Italian PM Meloni to stand in EU Parliament elections

Italian Prime Minister Giorgia Meloni said on Sunday she would stand in upcoming European Parliament elections, a move apparently calculated to boost her far-right party, although she would be forced to resign immediately.

Italian PM Meloni to stand in EU Parliament elections

Meloni’s Brothers of Italy party, which has neo-Fascist roots, came top in Italy’s 2022 general election with 26 percent of the vote.

It is polling at similar levels ahead of the European elections on from June 6-9.

With Meloni heading the list of candidates, Brothers of Italy could exploit its national popularity at the EU level, even though EU rules require that any winner already holding a ministerial position must immediately resign from the EU assembly.
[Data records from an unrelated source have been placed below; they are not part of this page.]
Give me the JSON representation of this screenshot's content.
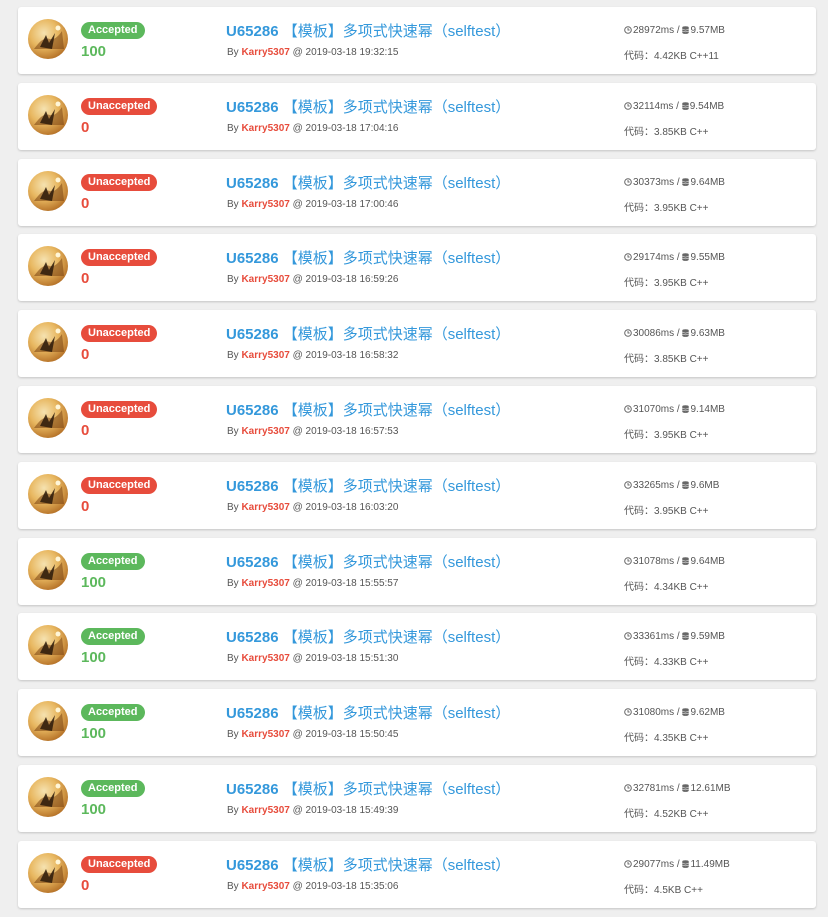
{
  "records": [
    {
      "status": "Accepted",
      "result": "ac",
      "score": "100",
      "problem_id": "U65286",
      "problem_title": "【模板】多项式快速幂（selftest）",
      "by_label": "By",
      "user": "Karry5307",
      "at_label": "@",
      "datetime": "2019-03-18 19:32:15",
      "time": "28972ms",
      "memory": "9.57MB",
      "code_label": "代码：",
      "code_info": "4.42KB C++11"
    },
    {
      "status": "Unaccepted",
      "result": "wa",
      "score": "0",
      "problem_id": "U65286",
      "problem_title": "【模板】多项式快速幂（selftest）",
      "by_label": "By",
      "user": "Karry5307",
      "at_label": "@",
      "datetime": "2019-03-18 17:04:16",
      "time": "32114ms",
      "memory": "9.54MB",
      "code_label": "代码：",
      "code_info": "3.85KB C++"
    },
    {
      "status": "Unaccepted",
      "result": "wa",
      "score": "0",
      "problem_id": "U65286",
      "problem_title": "【模板】多项式快速幂（selftest）",
      "by_label": "By",
      "user": "Karry5307",
      "at_label": "@",
      "datetime": "2019-03-18 17:00:46",
      "time": "30373ms",
      "memory": "9.64MB",
      "code_label": "代码：",
      "code_info": "3.95KB C++"
    },
    {
      "status": "Unaccepted",
      "result": "wa",
      "score": "0",
      "problem_id": "U65286",
      "problem_title": "【模板】多项式快速幂（selftest）",
      "by_label": "By",
      "user": "Karry5307",
      "at_label": "@",
      "datetime": "2019-03-18 16:59:26",
      "time": "29174ms",
      "memory": "9.55MB",
      "code_label": "代码：",
      "code_info": "3.95KB C++"
    },
    {
      "status": "Unaccepted",
      "result": "wa",
      "score": "0",
      "problem_id": "U65286",
      "problem_title": "【模板】多项式快速幂（selftest）",
      "by_label": "By",
      "user": "Karry5307",
      "at_label": "@",
      "datetime": "2019-03-18 16:58:32",
      "time": "30086ms",
      "memory": "9.63MB",
      "code_label": "代码：",
      "code_info": "3.85KB C++"
    },
    {
      "status": "Unaccepted",
      "result": "wa",
      "score": "0",
      "problem_id": "U65286",
      "problem_title": "【模板】多项式快速幂（selftest）",
      "by_label": "By",
      "user": "Karry5307",
      "at_label": "@",
      "datetime": "2019-03-18 16:57:53",
      "time": "31070ms",
      "memory": "9.14MB",
      "code_label": "代码：",
      "code_info": "3.95KB C++"
    },
    {
      "status": "Unaccepted",
      "result": "wa",
      "score": "0",
      "problem_id": "U65286",
      "problem_title": "【模板】多项式快速幂（selftest）",
      "by_label": "By",
      "user": "Karry5307",
      "at_label": "@",
      "datetime": "2019-03-18 16:03:20",
      "time": "33265ms",
      "memory": "9.6MB",
      "code_label": "代码：",
      "code_info": "3.95KB C++"
    },
    {
      "status": "Accepted",
      "result": "ac",
      "score": "100",
      "problem_id": "U65286",
      "problem_title": "【模板】多项式快速幂（selftest）",
      "by_label": "By",
      "user": "Karry5307",
      "at_label": "@",
      "datetime": "2019-03-18 15:55:57",
      "time": "31078ms",
      "memory": "9.64MB",
      "code_label": "代码：",
      "code_info": "4.34KB C++"
    },
    {
      "status": "Accepted",
      "result": "ac",
      "score": "100",
      "problem_id": "U65286",
      "problem_title": "【模板】多项式快速幂（selftest）",
      "by_label": "By",
      "user": "Karry5307",
      "at_label": "@",
      "datetime": "2019-03-18 15:51:30",
      "time": "33361ms",
      "memory": "9.59MB",
      "code_label": "代码：",
      "code_info": "4.33KB C++"
    },
    {
      "status": "Accepted",
      "result": "ac",
      "score": "100",
      "problem_id": "U65286",
      "problem_title": "【模板】多项式快速幂（selftest）",
      "by_label": "By",
      "user": "Karry5307",
      "at_label": "@",
      "datetime": "2019-03-18 15:50:45",
      "time": "31080ms",
      "memory": "9.62MB",
      "code_label": "代码：",
      "code_info": "4.35KB C++"
    },
    {
      "status": "Accepted",
      "result": "ac",
      "score": "100",
      "problem_id": "U65286",
      "problem_title": "【模板】多项式快速幂（selftest）",
      "by_label": "By",
      "user": "Karry5307",
      "at_label": "@",
      "datetime": "2019-03-18 15:49:39",
      "time": "32781ms",
      "memory": "12.61MB",
      "code_label": "代码：",
      "code_info": "4.52KB C++"
    },
    {
      "status": "Unaccepted",
      "result": "wa",
      "score": "0",
      "problem_id": "U65286",
      "problem_title": "【模板】多项式快速幂（selftest）",
      "by_label": "By",
      "user": "Karry5307",
      "at_label": "@",
      "datetime": "2019-03-18 15:35:06",
      "time": "29077ms",
      "memory": "11.49MB",
      "code_label": "代码：",
      "code_info": "4.5KB C++"
    }
  ],
  "icons": {
    "time": "clock-icon",
    "memory": "database-icon"
  },
  "colors": {
    "accepted": "#5cb85c",
    "unaccepted": "#e74c3c",
    "link": "#3498db",
    "user": "#e74c3c"
  },
  "separator": " / "
}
“We want to do in Europe exactly what we did in Italy on September 25, 2022 — creating a majority that brings together the forces of the right to finally send the left into opposition, even in Europe!” Meloni told a party event in the Adriatic city of Pescara.

In a fiery, sweeping speech touching briefly on issues from surrogacy and Ramadan to artificial meat, Meloni extolled her coalition government’s one-and-a-half years in power and what she said were its efforts to combat illegal immigration, protect families and defend Christian values.
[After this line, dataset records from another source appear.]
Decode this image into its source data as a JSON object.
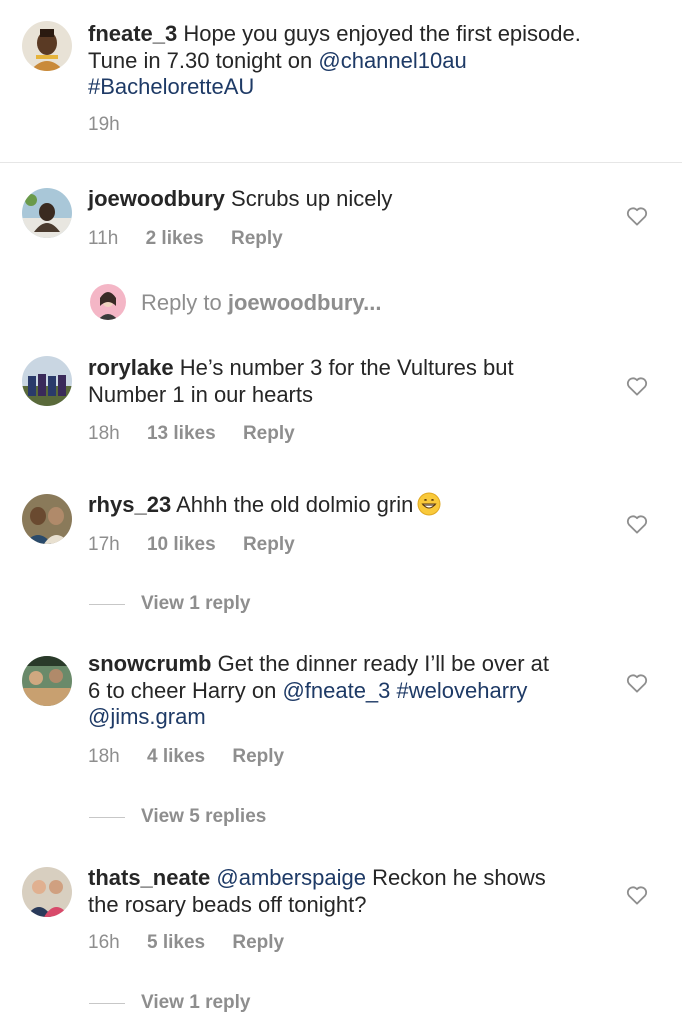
{
  "caption": {
    "username": "fneate_3",
    "text_part1": "Hope you guys enjoyed the first episode.",
    "text_part2": "Tune in 7.30 tonight on",
    "mention": "@channel10au",
    "hashtag": "#BacheloretteAU",
    "time": "19h"
  },
  "comments": [
    {
      "username": "joewoodbury",
      "text": "Scrubs up nicely",
      "time": "11h",
      "likes": "2 likes",
      "reply": "Reply"
    },
    {
      "username": "rorylake",
      "text_line1": "He’s number 3 for the Vultures but",
      "text_line2": "Number 1 in our hearts",
      "time": "18h",
      "likes": "13 likes",
      "reply": "Reply"
    },
    {
      "username": "rhys_23",
      "text": "Ahhh the old dolmio grin",
      "emoji": "grinning-face",
      "time": "17h",
      "likes": "10 likes",
      "reply": "Reply",
      "view_replies": "View 1 reply"
    },
    {
      "username": "snowcrumb",
      "text_line1": "Get the dinner ready I’ll be over at",
      "text_line2a": "6 to cheer Harry on",
      "mention1": "@fneate_3",
      "hashtag": "#weloveharry",
      "mention2": "@jims.gram",
      "time": "18h",
      "likes": "4 likes",
      "reply": "Reply",
      "view_replies": "View 5 replies"
    },
    {
      "username": "thats_neate",
      "mention": "@amberspaige",
      "text_line1": "Reckon he shows",
      "text_line2": "the rosary beads off tonight?",
      "time": "16h",
      "likes": "5 likes",
      "reply": "Reply",
      "view_replies": "View 1 reply"
    }
  ],
  "reply_prompt": {
    "prefix": "Reply to",
    "target": "joewoodbury...",
    "target_bold": "joewoodbury"
  },
  "colors": {
    "text": "#262626",
    "meta": "#8e8e8e",
    "link": "#1e3a66",
    "divider": "#e6e6e6"
  }
}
After speaking for over an hour in the combative tone reminiscent of her election campaigns, Meloni said she had decided to run for a seat in the European Parliament.

READ ALSO: How much control does Giorgia Meloni’s government have over Italian media?

“I’m doing it because I want to ask Italians if they are satisfied with the work we are doing in Italy and that we’re doing in Europe,” she said, suggesting that only she could unite Europe’s conservatives.

“I’m doing it because in addition to being president of Brothers of Italy I’m also the leader of the European conservatives who want to have a decisive role in changing the course of European politics,” she added.

In her rise to power, Meloni, as head of Brothers of Italy, often railed against the European Union, “LGBT lobbies” and what she has called the politically correct rhetoric of the left, appealing to many voters with her straight talk.

“I am Giorgia, I am a woman, I am a mother, I am Italian, I am a Christian” she famously declared at a 2019 rally.

She used a similar tone Sunday, instructing voters to simply write “Giorgia” on their ballots.

“I have always been, I am, and will always be proud of being an ordinary person,” she shouted.

EU rules require that “newly elected MEP credentials undergo verification to ascertain that they do not hold an office that is incompatible with being a Member of the European Parliament,” including being a government minister.

READ ALSO: Why is Italy’s government being accused of helping tax dodgers?

The strategy has been used before, most recently in Italy in 2019 by Meloni’s deputy prime minister, Matteo Salvini, who leads the far-right Lega party.

The EU Parliament elections do not provide for alliances within Italy’s parties, meaning that Brothers of Italy will be in direct competition with its coalition partners Lega and Forza Italia, founded by Silvio Berlusconi.

The Lega and Forza Italia are polling at about seven percent and eight percent, respectively.